Metnin bu girizgahtan sonraki kurgulanış biçimi, çok daha sancılı. Öncelikle bir kadının ne giyip ne giymediği, neden giydiği üzerinden meşrulaştırılmaya çalışıyor ki, bu durum zaten giyinikliği ve hatta nerenin örtüleceğini meşrulaştırma işini "tacizci"den devralarak icra ediyor ve hatta bu işi eda etme halinde daha profesyonel davranılıyor. Kadının yazın sıcak olduğundan mini şort giyiyor olduğunu söyleyerek kadına tacizin yerilmesi, kadının sıcak havadan gayri giydiği her mini şortunda taciz edilebilirliğinin savunulduğu manasını ortaya koyar.İnsanlar soyunduğu zaman değil, giyindiği zaman nedenleri sorgulanabilir. Zira, soyunukluk, zaten kendiliğinden insanda var olan bir durumdur. Bacağın neden açıldığı değil, neden kapatıldığına dair bir soru mümkündür ve bu sorunun cevapları aranabilir. Bacak zaten doğası gereği soyunuktur ve bu soyunukluğundan mütevellit bir meşruluk sorgulamasına tabii tutulamaz.

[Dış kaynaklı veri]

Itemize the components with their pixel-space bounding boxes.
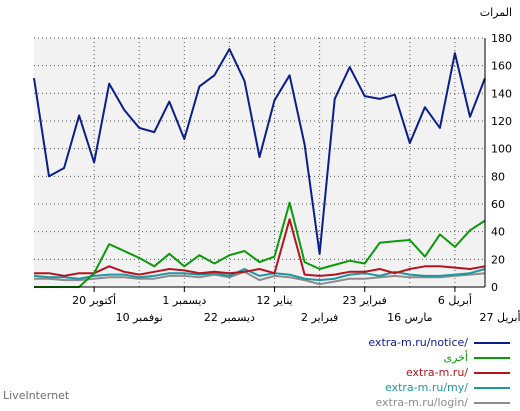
y-tick-label: 40 — [491, 226, 505, 239]
x-tick-label: 23 فبراير — [343, 294, 387, 307]
axis — [34, 38, 486, 292]
legend-item: extra-m.ru/ — [330, 366, 510, 380]
y-tick-label: 100 — [491, 143, 512, 156]
series-line — [34, 201, 486, 288]
x-tick-label: 12 يناير — [256, 294, 292, 307]
x-tick-label: 6 أبريل — [438, 293, 472, 307]
brand-label: LiveInternet — [3, 389, 70, 402]
legend-item: extra-m.ru/login/ — [330, 396, 510, 410]
y-tick-label: 160 — [491, 60, 512, 73]
x-tick-label: 1 ديسمبر — [162, 294, 206, 307]
x-tick-label: 10 نوفمبر — [116, 311, 163, 324]
y-tick-label: 80 — [491, 170, 505, 183]
legend-label: أخرى — [443, 351, 468, 364]
y-tick-label: 60 — [491, 198, 505, 211]
series-line — [33, 48, 486, 255]
x-tick-label: 27 أبريل — [479, 310, 520, 324]
legend-swatch — [474, 357, 510, 359]
legend-label: extra-m.ru/notice/ — [368, 336, 468, 349]
series-line — [34, 270, 486, 286]
x-tick-label: 2 فبراير — [301, 311, 338, 324]
series-line — [33, 268, 486, 282]
legend-item: أخرى — [330, 351, 510, 365]
legend-label: extra-m.ru/my/ — [385, 381, 468, 394]
x-tick-labels: 20 أكتوبر 1 ديسمبر 12 يناير 23 فبراير 6 أبري… — [72, 293, 520, 324]
y-tick-label: 20 — [491, 253, 505, 266]
series-line — [34, 218, 486, 277]
legend: extra-m.ru/notice/ أخرى extra-m.ru/ extr… — [330, 336, 510, 411]
legend-swatch — [474, 342, 510, 344]
y-tick-label: 0 — [491, 281, 498, 294]
x-tick-label: 20 أكتوبر — [72, 293, 116, 307]
legend-item: extra-m.ru/my/ — [330, 381, 510, 395]
y-tick-label: 120 — [491, 115, 512, 128]
legend-swatch — [474, 372, 510, 374]
legend-swatch — [474, 387, 510, 389]
y-axis-title: المرات — [479, 6, 512, 19]
legend-swatch — [474, 402, 510, 404]
legend-item: extra-m.ru/notice/ — [330, 336, 510, 350]
legend-label: extra-m.ru/ — [405, 366, 468, 379]
series-lines — [33, 48, 486, 288]
y-tick-labels: 0 20 40 60 80 100 120 140 160 180 — [491, 32, 512, 294]
y-tick-label: 180 — [491, 32, 512, 45]
y-tick-label: 140 — [491, 87, 512, 100]
legend-label: extra-m.ru/login/ — [375, 396, 468, 409]
x-tick-label: 16 مارس — [387, 311, 433, 324]
x-tick-label: 22 ديسمبر — [204, 311, 255, 324]
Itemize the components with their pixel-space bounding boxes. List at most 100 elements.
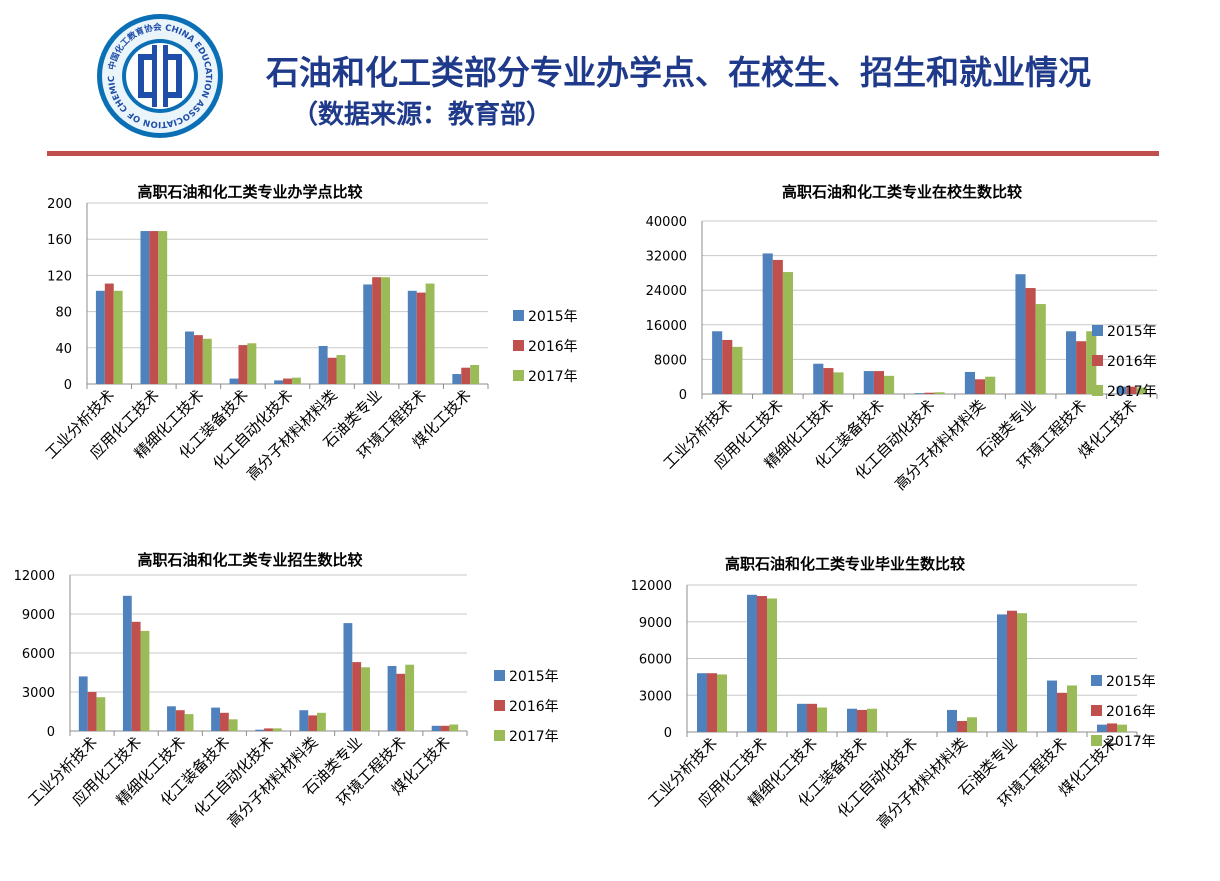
bar-2017年-高分子材料材料类 [336, 355, 346, 384]
bar-2015年-环境工程技术 [407, 290, 417, 384]
y-tick-label: 80 [55, 306, 72, 321]
bar-2015年-化工装备技术 [211, 707, 220, 731]
bar-2016年-石油类专业 [372, 277, 382, 384]
bar-2015年-化工装备技术 [229, 378, 239, 384]
y-tick-label: 120 [47, 269, 72, 284]
bar-2016年-工业分析技术 [707, 673, 717, 732]
x-category-label: 高分子材料材料类 [891, 396, 989, 494]
legend-label: 2016年 [509, 699, 559, 715]
bar-2015年-工业分析技术 [712, 331, 723, 394]
bar-2016年-化工自动化技术 [283, 378, 292, 384]
y-tick-label: 160 [47, 233, 72, 248]
chart-enrolled-students: 高职石油和化工类专业在校生数比较 40000 32000 24000 16000 8000… [646, 183, 1158, 494]
bar-2015年-精细化工技术 [167, 706, 176, 731]
bar-2017年-精细化工技术 [817, 707, 827, 732]
bar-2015年-化工装备技术 [847, 708, 857, 732]
x-category-label: 高分子材料材料类 [873, 734, 971, 832]
bar-2016年-精细化工技术 [807, 703, 817, 732]
association-logo: 中国化工教育协会 CHINA EDUCATION ASSOCIATION OF … [94, 11, 223, 138]
bar-2015年-应用化工技术 [747, 594, 757, 732]
legend-swatch [1092, 325, 1103, 336]
bar-2017年-化工自动化技术 [934, 392, 945, 394]
bar-2015年-煤化工技术 [452, 374, 462, 384]
legend-label: 2015年 [528, 309, 578, 325]
bar-2017年-煤化工技术 [470, 364, 480, 384]
bar-2017年-工业分析技术 [732, 346, 743, 394]
bar-2015年-应用化工技术 [762, 253, 773, 394]
bar-2015年-煤化工技术 [1097, 724, 1107, 732]
bar-2017年-工业分析技术 [113, 290, 123, 384]
bar-2017年-煤化工技术 [449, 724, 459, 731]
bar-2015年-石油类专业 [363, 284, 373, 384]
bar-2017年-石油类专业 [361, 667, 370, 731]
y-tick-label: 9000 [639, 616, 672, 631]
bar-2015年-工业分析技术 [95, 290, 105, 384]
bar-2016年-煤化工技术 [461, 367, 471, 384]
bar-2017年-环境工程技术 [405, 664, 415, 731]
y-tick-label: 3000 [639, 689, 672, 704]
y-tick-label: 40 [55, 342, 72, 357]
y-tick-label: 12000 [14, 569, 55, 584]
chart-title: 高职石油和化工类专业招生数比较 [137, 551, 362, 569]
legend-swatch [1092, 385, 1103, 396]
bar-2015年-煤化工技术 [1116, 386, 1127, 394]
bar-2017年-应用化工技术 [767, 598, 777, 732]
bar-2017年-化工装备技术 [247, 343, 257, 384]
bar-2016年-化工装备技术 [238, 345, 248, 384]
bar-2017年-化工自动化技术 [272, 728, 282, 731]
chart-title: 高职石油和化工类专业办学点比较 [137, 183, 362, 201]
bar-2017年-环境工程技术 [1067, 685, 1077, 732]
bar-2016年-工业分析技术 [87, 692, 97, 731]
y-tick-label: 6000 [22, 647, 55, 662]
bar-2017年-化工装备技术 [884, 375, 895, 394]
bar-2017年-石油类专业 [1017, 613, 1027, 732]
bar-2016年-煤化工技术 [1107, 723, 1117, 732]
legend-label: 2015年 [509, 669, 559, 685]
bar-2015年-石油类专业 [343, 623, 353, 731]
bar-2015年-环境工程技术 [1047, 680, 1057, 732]
bar-2015年-化工自动化技术 [914, 393, 925, 394]
legend-label: 2015年 [1107, 324, 1157, 340]
bar-2017年-应用化工技术 [140, 630, 150, 731]
bar-2017年-化工装备技术 [228, 719, 238, 731]
bar-2015年-环境工程技术 [1066, 331, 1077, 394]
title-divider [47, 151, 1159, 156]
bar-2016年-高分子材料材料类 [975, 379, 986, 394]
bar-2017年-应用化工技术 [158, 231, 168, 384]
bar-2017年-煤化工技术 [1117, 724, 1127, 732]
y-tick-label: 200 [47, 197, 72, 212]
bar-2016年-煤化工技术 [1126, 386, 1137, 394]
bar-2016年-应用化工技术 [149, 231, 159, 384]
bar-2016年-工业分析技术 [722, 339, 733, 394]
chart-graduates: 高职石油和化工类专业毕业生数比较120009000600030000工业分析技术… [631, 555, 1156, 832]
bar-2017年-环境工程技术 [425, 283, 435, 384]
bar-2016年-石油类专业 [352, 662, 362, 731]
bar-2015年-精细化工技术 [813, 363, 824, 394]
legend-swatch [1092, 355, 1103, 366]
bar-2015年-化工自动化技术 [255, 729, 265, 731]
bar-2016年-石油类专业 [1025, 288, 1036, 394]
y-tick-label: 12000 [631, 579, 672, 594]
bar-2015年-环境工程技术 [387, 666, 397, 731]
bar-2016年-应用化工技术 [772, 259, 783, 394]
bar-2016年-精细化工技术 [823, 368, 834, 394]
legend-swatch [513, 340, 524, 351]
bar-2017年-高分子材料材料类 [317, 712, 326, 731]
bar-2015年-石油类专业 [997, 614, 1007, 732]
bar-2017年-化工装备技术 [867, 708, 877, 732]
bar-2015年-化工自动化技术 [274, 380, 284, 384]
bar-2016年-环境工程技术 [1057, 692, 1067, 732]
chart-title: 高职石油和化工类专业在校生数比较 [782, 183, 1022, 201]
bar-2016年-化工装备技术 [873, 371, 884, 394]
legend-swatch [494, 730, 505, 741]
bar-2016年-石油类专业 [1007, 610, 1017, 732]
bar-2016年-环境工程技术 [1076, 341, 1087, 394]
bar-2015年-精细化工技术 [185, 331, 194, 384]
y-tick-label: 24000 [646, 284, 687, 299]
bar-2015年-高分子材料材料类 [299, 710, 309, 731]
chart-school-sites: 高职石油和化工类专业办学点比较20016012080400工业分析技术应用化工技… [42, 183, 578, 484]
bar-2016年-煤化工技术 [440, 725, 450, 731]
y-tick-label: 0 [664, 726, 672, 741]
bar-2016年-化工自动化技术 [924, 392, 935, 394]
bar-2015年-应用化工技术 [122, 595, 132, 731]
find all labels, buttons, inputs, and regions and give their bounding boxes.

Metnin bu kısmından sonra da son paragrafta değindiğim minvalde örnekler silsilesi devam ediyor; bakkal amcaya gülen bir kadının bakkal amcamızın üzerine nutella döküp yalamak istemiş olmadığını öğreniyoruz, sanki nutella döküp yalamayı düşlemesi mümkün olamaz veya böyle bir durumda karşılaştığı veya karşılaşacağı arzusu dışında bir muameleyi hak etmiş olacakmış gibi. Önlerine gelene vermedikleri iddiasında bulunulan sarhoş İstiklal kadınlarından bahsediliyor ki, buradan da bir kadının önüne gelene vermemesi gerektiğini öğreniyoruz. Erkeğin kurguladığı toplumsal ahlak, en şiddetli haliyle kadınların üzerine "önüne gelene vermeyen kadınların" alkışlanmasını ortaya koymuşken bir yandan da erkek kurgusuna itiraz ettiğini zannetmek, kaş yapmaya çalışırken göz çıkarmaktan da beter bir durum diyebilirim. Turistlerin, bir Türk erkeği olan bakkal amcaya, sadece bu nedenden ayılıp bayılmadığı, her Rus'un orospu olmadığı, evine her gece farklı bir erkek gelen kadının her gelen erkekle mutfak tezgahında tepinerek sevişmediğini de örneklerine ekleyen yazar, her örneğinde biraz daha teslim olduğu erkek ahlakına-erilliğe saygıda kusur etmemeyi de bakkal amcaya yöneltilen "göt" benzetmesiyle "başarıyor". Götten küfür inşa etmek, götten hakaret devşirmek, ancak bir erkeğe nasip olabilirdi, ancak erillikle mümkün olabilirdi ki, bu da ortaya konarak eril şablon, kadının asırlardır süren mücadelesi karşısında ne yapacağını şaşıran erkeğin kadın mücadelesini kendi yararına kanalize etmesiyle, kadının mücadelesinin sınırlarının çizilmesiyle tamamlanıyor. "Orospu" kavramını terk edemeyen, orospuluğun inşasının erkek ahlakına ihtiyaç duyduğunu fark etmeyen, evine her gece gelen farklı erkeklerle mutfak tezgahında tepinerek -özellikle de tepinerek- sevişemeyeceğini ön-gören bir metnin kadınlar tarafından da sahiplenilmesi, savunulması, bu mücadeleye çizilen erkeksi yolun hala ciddi bir "başarıyı" kendi namına kazanıyor olduğunun da göstergesi diyebilirim.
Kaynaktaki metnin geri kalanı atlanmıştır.